Fortune Brands, Inc. is a leading consumer brands company. Its operating companies have premier brands and leading market positions in distilled spirits, home and security, and golf products. Beam Global Spirits & Wine, Inc. is the company's premium spirits business. Major spirits brands include Jim Beam and Maker's Mark bourbon, Sauza tequila, Canadian Club whisky, Courvoisier cognac, Cruzan rum, Teacher's and Laphroaig Scotch, EFFEN vodka and DeKuyper cordials. The brands of Fortune Brands Home & Security LLC include Moen faucets, Aristokraft, Omega, Diamond and Kitchen Craft cabinetry, Therma-Tru door systems, Simonton windows, Master Lock security products and Waterloo storage and organization products. Acushnet Company's golf brands include Titleist, FootJoy and Cobra. Fortune Brands, headquartered in Deerfield, Illinois, is traded on the New York Stock Exchange under the ticker symbol FO and is included in the S&P 500 Index and the MSCI World Index.

To receive company news releases by e-mail, please visit www.fortunebrands.com.

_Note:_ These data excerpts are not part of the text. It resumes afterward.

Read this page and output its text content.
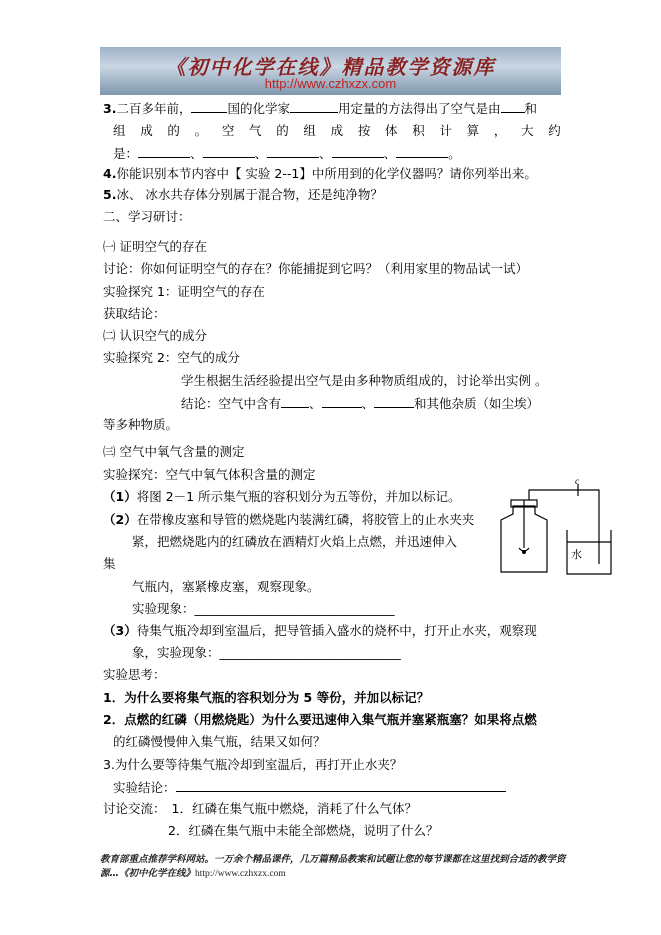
《初中化学在线》精品教学资源库
http://www.czhxzx.com
3.二百多年前，	国的化学家	用定量的方法得出了空气是由 和
组 成 的 。 空 气 的 组 成 按 体 积 计 算 ， 大 约
是：	、	、	、	、	。
4.你能识别本节内容中【 实验 2--1】中所用到的化学仪器吗？请你列举出来。
5.冰、 冰水共存体分别属于混合物，还是纯净物？
二、学习研讨：
㈠ 证明空气的存在
讨论：你如何证明空气的存在？你能捕捉到它吗？（利用家里的物品试一试）
实验探究 1：证明空气的存在
获取结论：
㈡ 认识空气的成分
实验探究 2：空气的成分
学生根据生活经验提出空气是由多种物质组成的，讨论举出实例 。
结论：空气中含有 、	、	和其他杂质（如尘埃）
等多种物质。
㈢ 空气中氧气含量的测定
实验探究：空气中氧气体积含量的测定
（1）将图 2－1 所示集气瓶的容积划分为五等份，并加以标记。
（2）在带橡皮塞和导管的燃烧匙内装满红磷，将胶管上的止水夹夹
紧，把燃烧匙内的红磷放在酒精灯火焰上点燃，并迅速伸入
集
气瓶内，塞紧橡皮塞，观察现象。
实验现象：________________________________
（3）待集气瓶冷却到室温后，把导管插入盛水的烧杯中，打开止水夹，观察现
象，实验现象：_____________________________
实验思考：
1．为什么要将集气瓶的容积划分为 5 等份，并加以标记？
2．点燃的红磷（用燃烧匙）为什么要迅速伸入集气瓶并塞紧瓶塞？如果将点燃
的红磷慢慢伸入集气瓶，结果又如何？
3.为什么要等待集气瓶冷却到室温后，再打开止水夹？
实验结论：
讨论交流： 1．红磷在集气瓶中燃烧，消耗了什么气体？
2．红磷在集气瓶中未能全部燃烧，说明了什么？
c
水
教育部重点推荐学科网站。一万余个精品课件，几万篇精品教案和试题让您的每节课都在这里找到合适的教学资源…《初中化学在线》http://www.czhxzx.com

Forward-Looking Statements

This press release contains statements relating to future results, which are forward-looking statements as that term is defined in the Private Securities Litigation Reform Act of 1995. Readers are cautioned that these forward-looking statements speak only as of the date hereof, and the company does not assume any obligation to update, amend or clarify them to reflect events, new information or circumstances occurring after the date of this release. Actual results may differ materially from those projected as a result of certain risks and uncertainties, including but not limited to: general economic conditions, including the U.S. housing and remodeling market; competitive market pressures (including pricing pressures); customer defaults and related bad debt expense; consolidation of trade customers; successful development of new products and processes; ability to secure and maintain rights to intellectual property; risks pertaining to strategic acquisitions and joint ventures, including the potential financial effects and performance of such acquisitions or joint ventures, and integration of acquisitions and the related confirmation or remediation of internal controls over financial reporting; changes related to the company’s spirits business organization, including its U.S. and international distribution structure; ability to attract and retain qualified personnel; weather; risks associated with doing business outside the United States, including currency exchange rate risks; commodity and energy price volatility; costs of certain employee and retiree benefits and returns on pension assets; dependence on performance of distributors and other marketing arrangements; the impact of excise tax increases on distilled spirits; changes in golf equipment regulatory standards and other regulatory developments; potential liabilities, costs and uncertainties of litigation; impairment in the carrying value of goodwill or other acquired intangibles; historical consolidated financial statements that may not be indicative of future conditions and results; interest rate fluctuations; volatility of financial and credit markets, which could affect access to capital for the company, its customers and consumers; any possible downgrades of the company’s credit ratings; as well as other risks and uncertainties detailed from time to time in the company’s Securities and Exchange Commission filings.